Other cheaper alternatives to the 24-70 exist (all of lesser but decent quality): the 24-70 mki, the 28-70 predecessor, the Tamron 24-70 with stabilization, the Canon 24-105 f/4 IS, the Tamron 28-75.

Other cheaper alternatives to the 70-200 are the mkI IS, the non-IS, the two Canon f/4 70-200s (more compact/lighter), the Sigma 2.8 OS (non-macro), the Canon 135mm f/2 (which works with the teleconverters), and the 200mm 2.8 (ibid).

The 2.8 mkII is a big, white, heavy, expensive lens that attracts a lot of attention, and that may factor into your purchase (for better or worse).

They are both excellent optics that have been recently updated and are recognized as true performers. If you are thinking of taking the plunge for such pro-quality glass, i'd recommend you utilize your money to cover your focal lengths with decent lenses first.


----------



## bholliman (Nov 5, 2013)

Since you listed portraiture first, I agree with those recommending the 70-200 2.8 II and a 40 pancake. I own both of the options you listed, and they are fantastic! But, my preference for portraits is definitely the 70-200. The 40 will do a nice job with group shots and wider landscapes. You can always create multi shot panoramas if you need something wider.


----------



## mackguyver (Nov 5, 2013)

As the others have pointed out, it's not really a one vs. the other, it's a question of which one first. If portraits are your priority and by that, you will mostly shoot a single person, the 70-200 is the way to go. If you're mostly shooting couples and groups, the 24-70 is probably better as you can get away with headshots at 70mm, but it's hard to shoot more than two people at 70mm unless you stand way back. Even full body shots can be limiting at 70mm unless you have the room to back up.


----------



## FTb-n (Nov 5, 2013)

I would echo the suggestion of the 70-200 f2.8L Mark II and the 40 f2.8. I don't have the 24-70, instead, I have the 24-105 f4. The 24-105 offers greater range, but I still prefer the 70-200 most of the time. 

This all depends upon what you shoot. For me, it's most often sports (mostly indoor) and events (people candids) with some portrait stuff. The 70-200 on a FF body is a great range to isolate you subject. Note that at events, I also like to stay in the background and out of the way. It's only for those "establishing" shots and group photos that I go to the shorter zoom or a shorter prime.

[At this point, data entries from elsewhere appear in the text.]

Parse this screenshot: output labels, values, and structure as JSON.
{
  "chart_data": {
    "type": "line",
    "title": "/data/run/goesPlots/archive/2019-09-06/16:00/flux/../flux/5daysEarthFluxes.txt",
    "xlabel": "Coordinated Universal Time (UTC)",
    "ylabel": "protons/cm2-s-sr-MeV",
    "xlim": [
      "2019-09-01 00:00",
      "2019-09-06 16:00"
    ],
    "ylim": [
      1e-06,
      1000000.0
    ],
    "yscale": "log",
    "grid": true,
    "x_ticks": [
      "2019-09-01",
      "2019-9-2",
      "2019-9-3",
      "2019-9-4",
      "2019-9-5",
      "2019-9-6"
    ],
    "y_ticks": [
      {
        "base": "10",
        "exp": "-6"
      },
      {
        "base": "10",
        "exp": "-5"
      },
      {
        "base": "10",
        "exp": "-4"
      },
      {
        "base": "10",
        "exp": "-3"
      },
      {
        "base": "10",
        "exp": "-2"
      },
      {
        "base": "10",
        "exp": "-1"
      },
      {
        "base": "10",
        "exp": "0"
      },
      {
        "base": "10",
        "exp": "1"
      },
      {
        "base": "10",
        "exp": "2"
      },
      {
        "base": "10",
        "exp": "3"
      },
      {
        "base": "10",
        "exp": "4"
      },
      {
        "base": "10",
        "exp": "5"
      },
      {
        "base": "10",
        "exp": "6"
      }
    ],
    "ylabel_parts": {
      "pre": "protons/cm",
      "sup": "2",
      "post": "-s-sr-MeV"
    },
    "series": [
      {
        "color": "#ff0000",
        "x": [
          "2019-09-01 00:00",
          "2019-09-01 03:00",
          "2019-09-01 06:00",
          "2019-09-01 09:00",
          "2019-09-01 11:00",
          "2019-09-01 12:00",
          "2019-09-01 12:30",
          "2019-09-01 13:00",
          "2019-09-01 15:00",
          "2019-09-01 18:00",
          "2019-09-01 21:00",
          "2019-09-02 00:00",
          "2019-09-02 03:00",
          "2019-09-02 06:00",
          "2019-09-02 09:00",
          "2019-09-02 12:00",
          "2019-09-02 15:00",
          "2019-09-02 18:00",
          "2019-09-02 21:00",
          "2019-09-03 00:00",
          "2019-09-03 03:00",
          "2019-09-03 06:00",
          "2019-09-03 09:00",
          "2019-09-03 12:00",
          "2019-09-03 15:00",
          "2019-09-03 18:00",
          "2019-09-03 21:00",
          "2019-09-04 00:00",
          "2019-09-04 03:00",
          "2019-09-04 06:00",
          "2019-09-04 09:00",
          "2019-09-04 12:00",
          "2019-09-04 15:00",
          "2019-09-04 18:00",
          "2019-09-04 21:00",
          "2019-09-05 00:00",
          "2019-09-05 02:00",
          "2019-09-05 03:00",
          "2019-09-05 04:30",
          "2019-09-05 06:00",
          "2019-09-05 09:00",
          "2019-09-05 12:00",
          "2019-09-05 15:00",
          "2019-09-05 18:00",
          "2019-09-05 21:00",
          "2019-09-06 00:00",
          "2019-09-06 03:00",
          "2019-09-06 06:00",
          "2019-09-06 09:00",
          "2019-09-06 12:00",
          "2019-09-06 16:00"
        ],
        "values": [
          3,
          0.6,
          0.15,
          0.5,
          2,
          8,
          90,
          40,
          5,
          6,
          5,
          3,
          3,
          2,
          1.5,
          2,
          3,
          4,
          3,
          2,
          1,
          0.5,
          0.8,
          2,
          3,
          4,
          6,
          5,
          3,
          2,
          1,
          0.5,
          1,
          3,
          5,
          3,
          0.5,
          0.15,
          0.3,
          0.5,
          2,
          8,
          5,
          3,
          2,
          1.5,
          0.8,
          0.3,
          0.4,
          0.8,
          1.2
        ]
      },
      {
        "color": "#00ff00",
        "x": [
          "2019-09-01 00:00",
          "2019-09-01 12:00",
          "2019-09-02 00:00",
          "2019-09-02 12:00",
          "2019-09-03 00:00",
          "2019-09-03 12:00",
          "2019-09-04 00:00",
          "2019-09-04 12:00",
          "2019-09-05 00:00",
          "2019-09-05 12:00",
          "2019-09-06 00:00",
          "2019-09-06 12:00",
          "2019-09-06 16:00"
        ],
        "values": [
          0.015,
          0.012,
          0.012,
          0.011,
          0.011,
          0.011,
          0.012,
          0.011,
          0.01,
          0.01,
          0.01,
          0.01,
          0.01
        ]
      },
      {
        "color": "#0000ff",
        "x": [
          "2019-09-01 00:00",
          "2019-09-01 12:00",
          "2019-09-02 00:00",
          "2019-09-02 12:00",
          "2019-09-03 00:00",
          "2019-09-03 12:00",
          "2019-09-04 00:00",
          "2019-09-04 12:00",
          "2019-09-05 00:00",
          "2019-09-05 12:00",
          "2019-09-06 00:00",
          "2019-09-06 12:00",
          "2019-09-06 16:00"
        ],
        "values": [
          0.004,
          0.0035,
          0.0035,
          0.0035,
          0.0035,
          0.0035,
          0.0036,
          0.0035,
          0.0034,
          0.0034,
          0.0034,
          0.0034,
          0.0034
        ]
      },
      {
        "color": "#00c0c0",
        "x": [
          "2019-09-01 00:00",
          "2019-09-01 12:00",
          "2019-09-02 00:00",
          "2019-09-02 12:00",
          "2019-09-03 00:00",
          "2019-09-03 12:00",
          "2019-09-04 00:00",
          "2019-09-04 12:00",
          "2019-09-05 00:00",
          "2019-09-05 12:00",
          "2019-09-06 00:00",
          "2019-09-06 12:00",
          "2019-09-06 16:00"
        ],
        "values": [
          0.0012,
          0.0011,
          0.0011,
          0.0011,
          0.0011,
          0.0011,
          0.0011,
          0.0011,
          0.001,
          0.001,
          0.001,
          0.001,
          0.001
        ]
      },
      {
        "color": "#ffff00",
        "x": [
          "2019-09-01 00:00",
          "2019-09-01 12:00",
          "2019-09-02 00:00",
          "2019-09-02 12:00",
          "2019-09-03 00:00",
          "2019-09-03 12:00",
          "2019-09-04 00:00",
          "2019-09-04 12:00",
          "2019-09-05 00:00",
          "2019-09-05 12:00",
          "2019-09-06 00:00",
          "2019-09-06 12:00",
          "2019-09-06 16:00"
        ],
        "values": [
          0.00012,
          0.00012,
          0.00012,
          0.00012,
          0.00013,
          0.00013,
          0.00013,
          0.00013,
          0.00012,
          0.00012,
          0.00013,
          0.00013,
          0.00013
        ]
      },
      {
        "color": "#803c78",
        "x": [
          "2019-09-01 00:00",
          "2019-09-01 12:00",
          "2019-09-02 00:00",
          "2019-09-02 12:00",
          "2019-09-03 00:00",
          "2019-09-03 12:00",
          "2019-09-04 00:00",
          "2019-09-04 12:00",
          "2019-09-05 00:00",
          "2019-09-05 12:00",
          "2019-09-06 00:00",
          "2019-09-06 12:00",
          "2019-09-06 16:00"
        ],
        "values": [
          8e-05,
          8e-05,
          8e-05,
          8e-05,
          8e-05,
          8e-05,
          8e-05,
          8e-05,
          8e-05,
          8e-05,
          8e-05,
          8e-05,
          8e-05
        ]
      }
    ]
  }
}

For me, the jump from 40mm to 70mm isn't a big deal. If the 40 is a little too wide I can either move closer or crop. Granted, it is nice to have all focal lengths covered between 24 and 200, but I don't get too hung up on not having the full range between 40 and 70. 

Just last night I shot grade school musical (basically choirs and school bands) with the 70-200. I used a 35 2.0 for some establishing shots of the venue and crowd, but everything else was with the 70-200. I have no problem getting a group of kids in the shot or zeroing in on one or two. I had my 24-105 with me, but didn't use it because I didn't need anything wider than the 35.

I also find that the 70-200 is great for portraits -- up to 2 in an average living, or larger groups outside. If individuals are the subject matter, I try to avoid the wider focal lengths which can be less than flattering.


----------